(Reuters) - Only one sheriff's deputy failed to stop the gunman who killed 17 people at a Florida high school, the Broward County sheriff said on Sunday, dismissing reports that other deputies did not enter the school during the attack as unverified.
Broward County Sheriff Scott Israel also said his department acted properly in at least 16 of the 18 calls it received before the massacre, warning that Nikolas Cruz, the 19-year-old suspect, was dangerous.
Israel rejected a call for his resignation from a state legislator and defended his department on the CNN program "State of the Union" on Sunday from criticism that deputies missed warning signs about Cruz, a former student at Marjory Stoneman Douglas High School in Parkland, Florida.

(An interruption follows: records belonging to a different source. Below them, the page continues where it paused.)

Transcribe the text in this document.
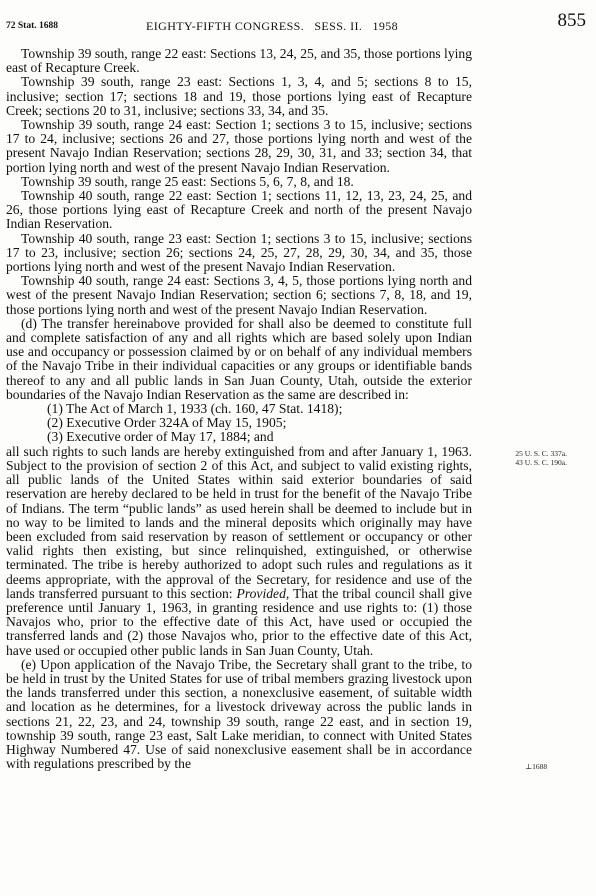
72 Stat. 1688	EIGHTY-FIFTH CONGRESS.   SESS. II.   1958	855

Township 39 south, range 22 east: Sections 13, 24, 25, and 35, those portions lying east of Recapture Creek.

Township 39 south, range 23 east: Sections 1, 3, 4, and 5; sections 8 to 15, inclusive; section 17; sections 18 and 19, those portions lying east of Recapture Creek; sections 20 to 31, inclusive; sections 33, 34, and 35.

Township 39 south, range 24 east: Section 1; sections 3 to 15, inclusive; sections 17 to 24, inclusive; sections 26 and 27, those portions lying north and west of the present Navajo Indian Reservation; sections 28, 29, 30, 31, and 33; section 34, that portion lying north and west of the present Navajo Indian Reservation.

Township 39 south, range 25 east: Sections 5, 6, 7, 8, and 18.

Township 40 south, range 22 east: Section 1; sections 11, 12, 13, 23, 24, 25, and 26, those portions lying east of Recapture Creek and north of the present Navajo Indian Reservation.

Township 40 south, range 23 east: Section 1; sections 3 to 15, inclusive; sections 17 to 23, inclusive; section 26; sections 24, 25, 27, 28, 29, 30, 34, and 35, those portions lying north and west of the present Navajo Indian Reservation.

Township 40 south, range 24 east: Sections 3, 4, 5, those portions lying north and west of the present Navajo Indian Reservation; section 6; sections 7, 8, 18, and 19, those portions lying north and west of the present Navajo Indian Reservation.

(d) The transfer hereinabove provided for shall also be deemed to constitute full and complete satisfaction of any and all rights which are based solely upon Indian use and occupancy or possession claimed by or on behalf of any individual members of the Navajo Tribe in their individual capacities or any groups or identifiable bands thereof to any and all public lands in San Juan County, Utah, outside the exterior boundaries of the Navajo Indian Reservation as the same are described in:

(1) The Act of March 1, 1933 (ch. 160, 47 Stat. 1418);

(2) Executive Order 324A of May 15, 1905;

(3) Executive order of May 17, 1884; and

all such rights to such lands are hereby extinguished from and after January 1, 1963. Subject to the provision of section 2 of this Act, and subject to valid existing rights, all public lands of the United States within said exterior boundaries of said reservation are hereby declared to be held in trust for the benefit of the Navajo Tribe of Indians. The term “public lands” as used herein shall be deemed to include but in no way to be limited to lands and the mineral deposits which originally may have been excluded from said reservation by reason of settlement or occupancy or other valid rights then existing, but since relinquished, extinguished, or otherwise terminated. The tribe is hereby authorized to adopt such rules and regulations as it deems appropriate, with the approval of the Secretary, for residence and use of the lands transferred pursuant to this section: Provided, That the tribal council shall give preference until January 1, 1963, in granting residence and use rights to: (1) those Navajos who, prior to the effective date of this Act, have used or occupied the transferred lands and (2) those Navajos who, prior to the effective date of this Act, have used or occupied other public lands in San Juan County, Utah.

(e) Upon application of the Navajo Tribe, the Secretary shall grant to the tribe, to be held in trust by the United States for use of tribal members grazing livestock upon the lands transferred under this section, a nonexclusive easement, of suitable width and location as he determines, for a livestock driveway across the public lands in sections 21, 22, 23, and 24, township 39 south, range 22 east, and in section 19, township 39 south, range 23 east, Salt Lake meridian, to connect with United States Highway Numbered 47. Use of said nonexclusive easement shall be in accordance with regulations prescribed by the

25 U. S. C. 337a.
43 U. S. C. 190a.
⊥1688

Governor Rick Scott on Sunday asked the Florida Department of Law Enforcement to investigate the law enforcement response to the shooting, his office said in a statement, adding that the department would begin the probe immediately.
Authorities accuse Cruz of opening fire with an AR-15 semiautomatic rifle on Feb. 14, killing 14 students and three faculty members.
The shooting reignited an intense debate about gun safety laws, with Stoneman students emerging as national voices calling for gun control. They have challenged the National Rifle Association, a politically powerful defender of the U.S. constitutional right to bear arms.
Israel has acknowledged that an armed deputy assigned to the school, Scot Pederson, remained outside during the seven minutes that Cruz was inside the school.
Pederson resigned after he was suspended with the intent to fire him, Israel said.
News organizations, including CNN and NBC, have reported that at least three other Broward deputies also failed to enter the campus during the shooting, citing unnamed sources from the Coral Springs Police Department, which also responded.
"Our investigation to this point shows that during this horrific attack, while this killer was inside the school, there was only one law enforcement person, period, and that was former deputy Scot Pederson," Israel said.
Israel did not rule out that the investigation could find other deputies who were guilty of dereliction of duty.
The sheriff's office is also investigating whether it missed danger signs about Cruz from two phone calls warning he might be dangerous, Israel said. Proper steps were taken after 16 other calls about Cruz.
The Federal Bureau of Investigation also said it failed to follow proper protocols after it received a tip that Cruz possessed a gun, had indicated the desire to kill and could potentially commit a school shooting.
FBI officials have told families of victims they "deeply regret" their mishandling of the matter.